Dracula seems to be one of those love-it or hate-it type books, but for me it is all love! The opening chapters alone provide some of the most gripping, suspense-inducing, edge-of-seat anxieties I’ve ever read, all leading up to a delightfully queer twist with a male character stepping in for the traditional Gothic heroine.
Jonathan Harker fulfills the damsel in distress role quite suitably, being locked away in a remote castle and forced to navigate the domineering personality of his captor. Dracula is reminiscent of Montoni from Ann Radcliffe’s The Mysteries of Udolpho, particularly in the way he has control over Jonathan’s sexual well-being. When the three weird sisters close in on an unaccompanied Jonathan, Dracula stops them at the last second, saying “This man belongs to me!” before Harker “sank down unconscious.”
Outside of Jonathan getting his chance to faint like the best of Gothic women, this dominating dialogue can’t help but have a sexual undertone. There’s just something about a vampire’s possessiveness, affixation with tender neck flesh, the nocturnal visits and dangling appeal of immortality that make them hot, hot, hot! Some readers may read terror in these lines, but I think it’s hard to deny at least some titillation at Jonathan’s situation of total submission. Anyway, it is possible to have two feelings at once. Horror and eroticism may seem like polar opposites, but I think they go together like PB&J.

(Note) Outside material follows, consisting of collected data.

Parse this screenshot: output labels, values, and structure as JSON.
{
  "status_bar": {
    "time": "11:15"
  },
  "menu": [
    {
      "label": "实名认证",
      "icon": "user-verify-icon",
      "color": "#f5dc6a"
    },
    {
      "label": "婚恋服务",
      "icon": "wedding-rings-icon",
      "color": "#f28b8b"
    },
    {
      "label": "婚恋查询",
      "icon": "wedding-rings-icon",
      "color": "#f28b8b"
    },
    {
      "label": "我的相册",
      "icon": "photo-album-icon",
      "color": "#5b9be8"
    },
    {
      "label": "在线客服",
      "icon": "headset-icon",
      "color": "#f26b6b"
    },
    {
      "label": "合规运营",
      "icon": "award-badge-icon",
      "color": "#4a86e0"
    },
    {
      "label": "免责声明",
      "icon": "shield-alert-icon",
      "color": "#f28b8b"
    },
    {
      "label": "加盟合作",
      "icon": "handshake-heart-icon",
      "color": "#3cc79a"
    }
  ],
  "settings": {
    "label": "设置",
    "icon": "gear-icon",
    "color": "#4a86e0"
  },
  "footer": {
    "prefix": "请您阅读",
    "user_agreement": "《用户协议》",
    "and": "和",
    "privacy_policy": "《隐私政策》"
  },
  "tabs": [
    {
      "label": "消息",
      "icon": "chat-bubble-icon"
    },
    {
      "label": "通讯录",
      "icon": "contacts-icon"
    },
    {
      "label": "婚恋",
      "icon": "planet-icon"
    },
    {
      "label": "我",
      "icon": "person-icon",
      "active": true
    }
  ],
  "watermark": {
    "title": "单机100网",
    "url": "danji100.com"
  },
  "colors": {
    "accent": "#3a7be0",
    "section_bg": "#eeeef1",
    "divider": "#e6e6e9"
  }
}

Dracula’s female selections also get to experience this ethereal mixture of terror and desire while under the vampire’s spell. Lucy dazedly roams the midnight hour in her nightgown, meeting the “king vampire” for a moonlit rendezvous. Mina, too, the novel’s surprisingly dynamic female star, a rare treat in 19th century lit, goes so far as to engage in a bizarre perversity of sucking upon Dracula’s bleeding breast.
Though she claims to be induced to such behavior by a trance, one wonders how much arm-twisting or brain fog was necessary. If we are to see the vampire’s bite as sexually desirable, symbolically or literally, perhaps these creatures of the night are less monster and more orchestrator of dreams. After all, Dracula is a convenient outlet for taboos to be explored, experienced, and excused from public shame. Something like that might have been especially appealing to a sexually repressed 1897 audience.

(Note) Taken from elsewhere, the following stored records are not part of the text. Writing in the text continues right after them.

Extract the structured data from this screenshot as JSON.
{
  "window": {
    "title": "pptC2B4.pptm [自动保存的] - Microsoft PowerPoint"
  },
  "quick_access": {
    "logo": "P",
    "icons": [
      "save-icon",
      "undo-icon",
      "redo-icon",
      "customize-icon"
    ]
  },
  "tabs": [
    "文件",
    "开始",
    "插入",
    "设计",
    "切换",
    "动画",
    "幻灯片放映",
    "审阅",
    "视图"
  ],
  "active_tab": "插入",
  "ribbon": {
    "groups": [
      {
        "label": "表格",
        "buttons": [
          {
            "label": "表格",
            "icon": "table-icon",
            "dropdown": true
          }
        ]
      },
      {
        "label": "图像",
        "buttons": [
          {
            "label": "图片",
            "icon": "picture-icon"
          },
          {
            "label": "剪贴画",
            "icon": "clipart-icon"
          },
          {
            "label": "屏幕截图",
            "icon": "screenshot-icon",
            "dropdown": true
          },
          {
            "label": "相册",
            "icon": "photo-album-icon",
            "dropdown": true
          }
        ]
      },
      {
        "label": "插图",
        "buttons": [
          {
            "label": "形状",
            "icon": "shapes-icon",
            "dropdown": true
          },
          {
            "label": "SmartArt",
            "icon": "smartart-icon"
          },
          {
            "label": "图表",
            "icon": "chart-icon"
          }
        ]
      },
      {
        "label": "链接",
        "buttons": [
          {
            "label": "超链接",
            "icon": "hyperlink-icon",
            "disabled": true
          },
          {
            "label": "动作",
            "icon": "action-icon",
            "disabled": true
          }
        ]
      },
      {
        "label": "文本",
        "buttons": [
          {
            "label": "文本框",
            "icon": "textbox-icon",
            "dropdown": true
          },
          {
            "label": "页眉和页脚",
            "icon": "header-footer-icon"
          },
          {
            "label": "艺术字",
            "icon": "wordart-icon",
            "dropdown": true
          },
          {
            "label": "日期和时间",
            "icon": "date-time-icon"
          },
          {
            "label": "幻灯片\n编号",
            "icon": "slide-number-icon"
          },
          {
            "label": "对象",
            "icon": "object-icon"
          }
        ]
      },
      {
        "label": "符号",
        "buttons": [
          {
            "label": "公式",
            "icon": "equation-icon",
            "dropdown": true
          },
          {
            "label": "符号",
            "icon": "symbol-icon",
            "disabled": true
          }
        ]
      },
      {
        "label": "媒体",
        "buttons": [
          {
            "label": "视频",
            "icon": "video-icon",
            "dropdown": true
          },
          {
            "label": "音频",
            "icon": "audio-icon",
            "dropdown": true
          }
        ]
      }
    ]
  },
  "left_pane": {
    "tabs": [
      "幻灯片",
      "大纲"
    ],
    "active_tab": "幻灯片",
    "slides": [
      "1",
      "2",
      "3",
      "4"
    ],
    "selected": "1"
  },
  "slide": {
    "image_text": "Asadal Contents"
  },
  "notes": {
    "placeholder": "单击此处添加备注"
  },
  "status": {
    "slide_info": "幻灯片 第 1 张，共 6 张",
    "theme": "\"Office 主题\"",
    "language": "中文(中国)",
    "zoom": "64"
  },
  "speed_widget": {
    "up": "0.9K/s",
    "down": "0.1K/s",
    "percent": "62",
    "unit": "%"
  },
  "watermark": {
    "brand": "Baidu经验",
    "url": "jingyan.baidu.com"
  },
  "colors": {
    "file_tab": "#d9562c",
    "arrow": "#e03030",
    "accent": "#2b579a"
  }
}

Despite being the most famous and enduring vampire novel of all time, Dracula remains a must-read classic. You won’t be surprised by some details because Stoker’s vampire “rules” are public knowledge by now, but that doesn’t make the novel any less thrilling, enticing, and occasionally shocking. There’s some really gruesome moments that totally caught me off guard. Also, the epistolary storytelling device works well. There’s a lot of subtleties hidden in the diary entries that slowly build horror—arguably too slowly—and the effect is notably more realistic and more chilling than even the novel’s impressive reputation had me expecting. So happy to finally check this read off my bucket list!!
PS: For Stephen King fans, IT is so clearly modeled after Dracula that it’s almost shocking. Every beat of this classic appears somewhere in King’s book, with Dracula and Pennywise sharing many traits and the power of working together being a major theme. The way the monster controls side characters is also familiar. Renfield and Henry Bowers share a lot in common, for instance, as do Mina and Bill’s wife.
“Dracula’s Guest” is a deleted chapter from Dracula (1897) that was published by Bram Stoker’s wife after his death. She described it as a “hitherto unpublished episode,” but it reads much less like an episode and much more like a scrapped opening chapter.
For those familiar with the iconic novel, you know that the opening chapters deal with Jonathan Harker’s journey to Castle Dracula, the many red flags along the way, and the eventual realization of being trapped with the blood-thirsty vampire. “Dracula’s Guest” attempts to create the same sense of dreaded foreboding before reaching the castle, but in a slightly different way. In this version, Harker insists upon venturing down an “unholy” road despite protests from the locals. Naturally he gets lost in a sublime snow tempest and encounters spooky things along the way.
Harker’s wrong turn renders some opioid-infused descriptions of surreal swoons and moody weather, plus an unpleasant detour in a graveyard and encounters with snarling wolves. Given Dracula is generally more prone to subtlety, this chapter is an enjoyable read for its in-your-face drama if nothing else. There’s also a clear allusion to Joseph Sheridan Le Fanu’s earlier vampire novel, Carmilla (1872), which will be of interest to literary nerds.
No question Stoker made the right decision with cutting this chapter, however. Say what you will about the occasional slowness of Dracula, but the relentless, building terror of those opening chapters are absolute perfection. “Dracula’s Guest” moves too fast and goes too big. The pacing is all wrong for the rest of the novel, there’s little sense of characterization outside of Harker being a stubborn “adventurous” Englishman, and the surreal scares are too bizarre to offer any real chills.
Still, a lovely snippet from Stoker’s world that is absolutely worth reading after experiencing the wonders of Dracula!